Up to All of Us - collecting the knowledge

My daughter @meganbowe helped the brilliant Aaron Silvers organize the Up To All of Us "unconference" which was held this past weekend. It was by invitation only. Just a small brain trust of very smart people were invited.

Here are some of the writing and resources which came out of the #utaou meetings. I followed along all weekend via the Twitter hashtag. Anything which includes meeting locations such as "at the firepit" or "by the creek" had to have been an awesome experience! I am envious!

Most of the people have something to do with instructional design but I will let Jay Cross explain this in the blog posting which is the first link

Great explanation of what they learned/how/worked on/why from @jaycross http://www.jaycross.com/wp/2012/02/the-designers-toolkit/

Storify - collection of tweets from #utaou from @chambo_online http://storify.com/chambo_online/the-unconference-of-uptoallof-us

Backchannel resources curated by the wonderful @LnDDave http://davidkelly.me/2012/02/up-to-all-of-us-backchannel-collected-resources-utaou/

Thursday, February 9, 2012

Did students cheat from the encyclopedia in decades past?

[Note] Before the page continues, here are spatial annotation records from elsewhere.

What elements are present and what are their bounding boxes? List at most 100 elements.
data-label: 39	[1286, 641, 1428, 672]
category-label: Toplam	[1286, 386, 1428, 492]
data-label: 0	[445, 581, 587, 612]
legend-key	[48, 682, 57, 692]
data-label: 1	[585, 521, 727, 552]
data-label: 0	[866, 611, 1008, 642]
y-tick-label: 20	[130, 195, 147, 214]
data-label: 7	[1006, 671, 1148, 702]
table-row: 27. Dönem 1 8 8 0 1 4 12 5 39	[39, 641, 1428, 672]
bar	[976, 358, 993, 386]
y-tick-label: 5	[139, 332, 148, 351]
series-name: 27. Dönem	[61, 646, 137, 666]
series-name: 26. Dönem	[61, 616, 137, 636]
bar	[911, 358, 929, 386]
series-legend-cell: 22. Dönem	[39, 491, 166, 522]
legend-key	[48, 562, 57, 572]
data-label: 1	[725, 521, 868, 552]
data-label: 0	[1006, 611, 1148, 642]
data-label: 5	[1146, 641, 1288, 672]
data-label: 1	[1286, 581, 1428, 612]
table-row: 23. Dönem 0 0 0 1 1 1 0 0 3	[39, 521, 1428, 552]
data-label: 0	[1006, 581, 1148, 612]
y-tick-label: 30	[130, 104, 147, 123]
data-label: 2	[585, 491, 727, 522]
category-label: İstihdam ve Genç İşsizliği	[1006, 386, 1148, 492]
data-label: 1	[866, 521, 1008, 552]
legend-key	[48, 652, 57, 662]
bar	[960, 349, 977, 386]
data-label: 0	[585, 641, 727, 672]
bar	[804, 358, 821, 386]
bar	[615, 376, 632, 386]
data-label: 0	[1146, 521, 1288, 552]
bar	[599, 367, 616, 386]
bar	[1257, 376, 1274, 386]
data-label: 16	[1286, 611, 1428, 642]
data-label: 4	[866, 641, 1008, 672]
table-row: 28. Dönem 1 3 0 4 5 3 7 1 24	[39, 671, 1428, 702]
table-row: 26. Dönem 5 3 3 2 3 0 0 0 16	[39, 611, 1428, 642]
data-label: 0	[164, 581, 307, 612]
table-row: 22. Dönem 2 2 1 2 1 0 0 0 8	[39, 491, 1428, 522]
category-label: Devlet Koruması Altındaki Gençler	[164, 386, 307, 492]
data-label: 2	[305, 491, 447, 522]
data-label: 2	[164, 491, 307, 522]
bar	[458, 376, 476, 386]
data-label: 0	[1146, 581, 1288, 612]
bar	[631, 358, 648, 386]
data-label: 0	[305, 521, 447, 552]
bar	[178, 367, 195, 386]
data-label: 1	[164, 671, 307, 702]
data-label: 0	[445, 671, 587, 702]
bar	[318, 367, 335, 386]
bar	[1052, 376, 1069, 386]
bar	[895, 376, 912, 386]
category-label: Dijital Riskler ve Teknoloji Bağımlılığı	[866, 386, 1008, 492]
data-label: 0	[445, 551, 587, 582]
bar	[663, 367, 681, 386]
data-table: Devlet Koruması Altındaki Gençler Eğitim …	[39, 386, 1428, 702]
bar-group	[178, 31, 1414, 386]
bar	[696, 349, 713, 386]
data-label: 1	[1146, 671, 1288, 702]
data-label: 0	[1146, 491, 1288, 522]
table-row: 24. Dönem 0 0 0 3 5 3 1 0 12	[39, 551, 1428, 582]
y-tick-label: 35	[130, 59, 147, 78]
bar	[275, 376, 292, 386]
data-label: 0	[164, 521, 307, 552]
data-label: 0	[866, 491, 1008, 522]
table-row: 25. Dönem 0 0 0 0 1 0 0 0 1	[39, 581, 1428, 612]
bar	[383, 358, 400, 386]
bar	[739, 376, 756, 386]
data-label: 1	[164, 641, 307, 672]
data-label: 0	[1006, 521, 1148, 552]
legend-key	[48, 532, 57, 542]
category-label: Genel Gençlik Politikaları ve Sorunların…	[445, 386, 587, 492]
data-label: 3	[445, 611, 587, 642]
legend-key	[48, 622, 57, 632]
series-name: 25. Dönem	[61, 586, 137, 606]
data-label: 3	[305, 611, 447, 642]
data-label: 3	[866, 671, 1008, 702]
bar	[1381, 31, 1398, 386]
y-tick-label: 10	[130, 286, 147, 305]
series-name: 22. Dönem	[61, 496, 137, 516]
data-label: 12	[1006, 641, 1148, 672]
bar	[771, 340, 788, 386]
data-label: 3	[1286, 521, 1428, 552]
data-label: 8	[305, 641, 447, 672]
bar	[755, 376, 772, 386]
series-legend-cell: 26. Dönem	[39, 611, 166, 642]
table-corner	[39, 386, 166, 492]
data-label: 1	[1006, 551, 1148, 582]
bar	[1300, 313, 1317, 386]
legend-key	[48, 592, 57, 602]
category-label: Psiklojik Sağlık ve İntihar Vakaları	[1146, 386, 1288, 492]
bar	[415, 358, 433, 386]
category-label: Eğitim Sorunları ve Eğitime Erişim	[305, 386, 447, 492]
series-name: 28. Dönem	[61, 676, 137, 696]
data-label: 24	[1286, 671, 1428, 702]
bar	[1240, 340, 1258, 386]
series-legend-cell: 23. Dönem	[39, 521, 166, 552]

Think back to 4th grade state reports of decades past (oh I hope they are in the past!)... did students "cheat" on those? Did they plagiarize from the encyclopedia? Of course they did! Why? Because the state report was a terrible assignment. It was poorly planned. There was no real thinking about/with the information in order to meet the goals of the assignment. Regurgitate state flower, state motto, population...


Where the information comes from has changed, the need for excellence in lesson planning has not. If we don't want students to cheat and plagiarize we have to do our part as teachers.


We have to plan assignments which require students to Evaluate the information they come across, Analyze it's usefulness in completing the assignment and Synthesize into something uniquely their own. Note that the three verbs are from Bloom's taxonomy but they are slightly rearranged. My co-author and friend Lisa Chamberlin and I call this EASy. See this presentation... Critical Thinking is EASy


What does an EASy lesson look like... I used to teach ancient ancient history to 8th graders. Not an easy task, but it taught me to teach! Students used to do "live" news reports from ancient Rome, they created advertising campaigns for Mesopotamia, etc. etc. Websites aren't written like live news reports, students had to use the information in new ways to create their live reports (and I filmed them to make them even more authentic). No one is creating advertising for Mesopotamia or Babylonia, students had to use the information and make it into ads. These are just a few examples of EASy from my teaching days.


Students aren't "learning" to cheat because the Internet has information. We need to stop thinking this way and instead, do a better job of lesson planning and teaching.